Darquin brushed the last of the splinters off his palms and activated his link to tell Medlab what happened and where they were.
“Correil? Good news. Medics on the way.”
“What about the hull?”
“No sign of a major hull breach. The auto-repair systems must be working on it. The bulkheads’ll open any minute….What. What’s so funny?”
The Minbari’s frame shook with each wheezed chuckle. “I was supposed to look after you.”
The doors rolled open and let medics into the room about a minute later. One checked Darquin out while the others took care of Correil and slowly put him into a stretcher. Darquin couldn’t help but hover around them while they were working. They assured them that his injuries weren’t as serious as they might seem. They were lucky, the medics told them.
Darquin wasn’t sure if he was ready to believe that yet.
He shambled out into the rest of his ship, trying to hide the bloodstains on his arms and hands till he reached his quarters. There, he got the Commander’s message, washed Correil’s blood off, and as soon as he got dressed, left to get ready for the meeting.
Charging the lift, he cursed to himself. That dream was interfering with his concentration. That stung his conscience. If he didn’t get a handle on it soon, it could happen again. While other Rangers relied on him. In a crisis. In combat. He swore under his breath it won’t get that far. Ever.
But trying to meditate and facing the abyss on his own wasn’t cutting it.
“Destination?” The lift was trying to nag him out his blue funk.
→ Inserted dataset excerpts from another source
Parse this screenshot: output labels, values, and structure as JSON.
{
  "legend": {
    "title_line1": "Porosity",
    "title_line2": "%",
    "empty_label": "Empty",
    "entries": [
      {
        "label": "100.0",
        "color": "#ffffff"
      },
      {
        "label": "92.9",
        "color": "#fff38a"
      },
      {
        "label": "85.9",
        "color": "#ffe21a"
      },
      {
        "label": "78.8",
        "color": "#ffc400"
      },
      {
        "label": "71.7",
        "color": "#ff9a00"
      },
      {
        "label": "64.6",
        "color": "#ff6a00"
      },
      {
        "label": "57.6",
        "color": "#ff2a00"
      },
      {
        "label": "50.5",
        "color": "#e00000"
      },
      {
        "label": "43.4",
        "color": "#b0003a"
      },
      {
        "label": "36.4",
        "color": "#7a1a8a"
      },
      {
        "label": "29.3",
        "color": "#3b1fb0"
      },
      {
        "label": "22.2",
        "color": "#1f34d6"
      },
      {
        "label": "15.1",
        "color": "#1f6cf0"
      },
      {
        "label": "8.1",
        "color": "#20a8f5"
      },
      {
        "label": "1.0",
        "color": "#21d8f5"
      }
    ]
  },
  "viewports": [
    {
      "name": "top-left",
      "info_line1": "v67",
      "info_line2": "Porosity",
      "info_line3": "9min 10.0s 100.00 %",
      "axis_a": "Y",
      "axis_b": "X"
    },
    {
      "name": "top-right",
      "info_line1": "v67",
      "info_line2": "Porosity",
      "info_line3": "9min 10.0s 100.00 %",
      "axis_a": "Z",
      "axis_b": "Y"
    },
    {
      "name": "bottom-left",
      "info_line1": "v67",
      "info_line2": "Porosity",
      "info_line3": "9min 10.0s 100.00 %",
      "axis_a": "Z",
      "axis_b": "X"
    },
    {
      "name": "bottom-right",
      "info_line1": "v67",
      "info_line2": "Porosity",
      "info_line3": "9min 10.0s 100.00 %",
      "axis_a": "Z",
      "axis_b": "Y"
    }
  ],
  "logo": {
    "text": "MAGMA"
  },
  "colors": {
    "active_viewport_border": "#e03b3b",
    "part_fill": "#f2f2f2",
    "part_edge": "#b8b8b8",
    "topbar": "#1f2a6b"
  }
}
He grumbled at the lift controls, contemplating his actions before he went to the conference room. He decided to check in at the Sci Lab and go over the database for anything the command staff might need. “Deck 9, Science–“
Kim, his CO in the Sci Lab, offered to help him before she left. Maybe this was the time to accept her offer, Darquin thought.
But first, the Sci Lab database. Then the meeting. It would be his best chance to find out what’s been going on and meet the rest of the crew, maybe even Ranger Two.